Çocukların büyüme ve gelişmeleri her yönden dengeli ve sakin olarak devam ederken, gençlik dönemine geçişte çok önemli bir dönüm noktası olan ergenlik dönemine girdiğinde, birden dengenin bozulduğu ve gencin ruh dünyasının değişikliğe uğradığı görülür. Sıkılganlık, kıskançlık, şüphe, vesvese vb. gibi duygular bu dönemde kişilerin uzak kalamadıkları hallerindendir. Bilhassa, Allah’ın varlığı, dinin muhtevası ve bir takım emirleri karşısında şüphe, kararsızlık ve çatışmalar, insan hayatında en çok bu dönemde kendilerini gösterirler.

Din psikolojisi açısından gençlik dönemi, hem “dinî uyanış, dine dönüş” ve hem de “dinî şüphe ve kararsızlık” dönemi olarak bilinir.  Gençlik, bir nevi belirsizlik, arayış ve şekillenme dönemidir. Ergenlik dönemi, gençlerin o ana kadar sahip oldukları bütün inançlarını, dinî anlayışlarını yeni baştan oluşturma sürecidir.

“Fırtına ve stres döneminin zorluklarını yaşayan genç için ‘din’, bir yandan çıkış yolu gösteren bir ‘yol haritası’ özelliği taşırken, öte yandan da sorunlarıyla başa çıkmada destekleyici bir işlev görür. Genç, din sayesinde yalnız olmadığını hisseder. Kendini yaratan bir gücün (Allah’ın) var olduğunu ve o gücün yardım edebileceğini düşünür. Din gence heyecan verir. Gencin kendisini yönetmesini ve çevreye uyumunu kolaylaştırır. Bütün bunlara ek olarak din, bireye denge ve hoşgörünün yanı sıra vizyon genişliği sağlar.”  Dengeli, huzurlu ve uyumlu bir ergen olabilmek için ‘inanç’, dinî açıdan kendine bir yön bulmuş olmak önemlidir.

Karşılaşabileceğimiz olumsuzluklarla baş edebilme imkânını ve her şeye rağmen hayatta kalabilme, mutlu ve huzrlu olma gücünü bize yalnızca Allah ve âhiret inancı verebilir. Bu inancın gereklerini gençlik döneminde yerine getirebilmenin ayrı bir önemi vardır.

Çünkü düzenli çalışma, anne-babaya, büyüklere ve çevreye saygı, hoşgörü sabır ve yardımlaşma, Allah. Peygamber ve insan sevgisi, kurallara uyma, doğruluk, inanç, ibadet ve güzel ahlâk sahibi olma bilinci, güzel erdemler bu dönemde kazanılır. Gençlik, çalışıp kazanma, evlenip âile kurma, insanlara yararlı olma ve Allah’a ibâdet etme bakımından hayatın en verimli çağıdır.

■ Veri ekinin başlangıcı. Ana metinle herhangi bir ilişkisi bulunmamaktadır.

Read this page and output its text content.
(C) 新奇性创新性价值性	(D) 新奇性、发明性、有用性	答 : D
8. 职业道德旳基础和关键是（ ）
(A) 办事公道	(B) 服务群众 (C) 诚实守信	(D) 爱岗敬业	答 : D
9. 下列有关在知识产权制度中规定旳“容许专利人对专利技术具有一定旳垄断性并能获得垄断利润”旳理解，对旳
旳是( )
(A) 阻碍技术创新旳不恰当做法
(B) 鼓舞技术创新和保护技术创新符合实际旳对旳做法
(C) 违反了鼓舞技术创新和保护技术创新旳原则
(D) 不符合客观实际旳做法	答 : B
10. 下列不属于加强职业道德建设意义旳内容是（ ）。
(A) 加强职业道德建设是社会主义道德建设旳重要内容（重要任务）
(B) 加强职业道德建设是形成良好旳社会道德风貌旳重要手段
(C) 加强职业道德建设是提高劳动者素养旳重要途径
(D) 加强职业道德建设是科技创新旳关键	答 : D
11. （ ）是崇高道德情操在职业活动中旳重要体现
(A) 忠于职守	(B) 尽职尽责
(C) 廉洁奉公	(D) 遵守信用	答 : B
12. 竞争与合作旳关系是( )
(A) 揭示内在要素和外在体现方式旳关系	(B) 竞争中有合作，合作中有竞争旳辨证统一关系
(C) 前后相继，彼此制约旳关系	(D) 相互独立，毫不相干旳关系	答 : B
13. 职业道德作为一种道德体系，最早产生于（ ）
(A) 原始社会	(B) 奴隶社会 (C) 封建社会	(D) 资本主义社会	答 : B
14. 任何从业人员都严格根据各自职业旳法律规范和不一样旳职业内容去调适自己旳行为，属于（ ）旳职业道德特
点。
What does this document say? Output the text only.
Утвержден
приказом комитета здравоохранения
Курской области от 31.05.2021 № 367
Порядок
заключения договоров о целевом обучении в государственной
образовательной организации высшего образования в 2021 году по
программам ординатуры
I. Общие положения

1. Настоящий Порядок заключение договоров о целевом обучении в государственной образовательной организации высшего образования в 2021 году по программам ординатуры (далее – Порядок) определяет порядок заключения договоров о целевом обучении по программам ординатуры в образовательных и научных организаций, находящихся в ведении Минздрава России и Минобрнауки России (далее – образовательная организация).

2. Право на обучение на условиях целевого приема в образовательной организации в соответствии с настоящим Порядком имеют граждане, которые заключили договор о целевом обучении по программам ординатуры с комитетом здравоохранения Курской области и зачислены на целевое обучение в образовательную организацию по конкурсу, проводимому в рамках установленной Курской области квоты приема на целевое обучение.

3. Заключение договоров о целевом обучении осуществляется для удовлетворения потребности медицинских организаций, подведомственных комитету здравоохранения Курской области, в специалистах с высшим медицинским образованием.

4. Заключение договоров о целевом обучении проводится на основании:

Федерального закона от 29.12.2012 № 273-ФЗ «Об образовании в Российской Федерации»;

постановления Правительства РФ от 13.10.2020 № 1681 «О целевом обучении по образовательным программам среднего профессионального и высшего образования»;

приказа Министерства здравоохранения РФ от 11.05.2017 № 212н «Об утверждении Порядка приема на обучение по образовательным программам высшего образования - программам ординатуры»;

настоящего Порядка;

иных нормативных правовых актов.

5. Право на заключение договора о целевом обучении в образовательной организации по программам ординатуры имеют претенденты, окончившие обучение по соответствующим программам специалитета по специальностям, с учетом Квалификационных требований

Hz. Peygamber de, kıyamet gününde arşın gölgesinde barınacaklar arasında, “Rabbi’ne ibadet ederek yetişen gençleri”  de sayarak, gençken dinî yaşamanın önemine işaret etmiş; başka bir hadisinde de, “İnsanoğlu, Kıyâmet gününde; gençliğini nerede ve nasıl harcadığından.... sorguya çekilmedikçe yerinden ayrılamaz” buyurarak, gençlik enerjisinin Allah’a kulluk ve insanlığa hizmet uğrunda değerlendirilmesi gerektiği mesajını vermiştir.

Dünyaya gelişimizin gayesi, Allah’ı tanımak ve ona ibadet etmektir. (Zâriyat, 51/56)  İnsan, beden ve ruhtan meydana gelen bir varlıktır. Bedenin maddi gıdaya ihtiyacı olduğu gibi ruhunda manevî gıdaya ihtiyaci vardır. Ruhun en önemli gıdası sağlam iman ve ihlâsla yapılan ibadettir.

Sevgili Peygamberimiz (s.a.v.) de şu hadisi şerifinde dikkatimizi bu gerçeğe çekmektedir: “Beş şey gelmeden önce beş şeyin kıymetini bil; ihtiyarlamadan önce gençliğinin, ölüm gelmeden önce hayatının, hasta olmadan önce sağlığının, meşguliyetten önce boş vaktinin, yoksulluğa düşmeden önce zenginliğinin kıymetini bil”  buyurur.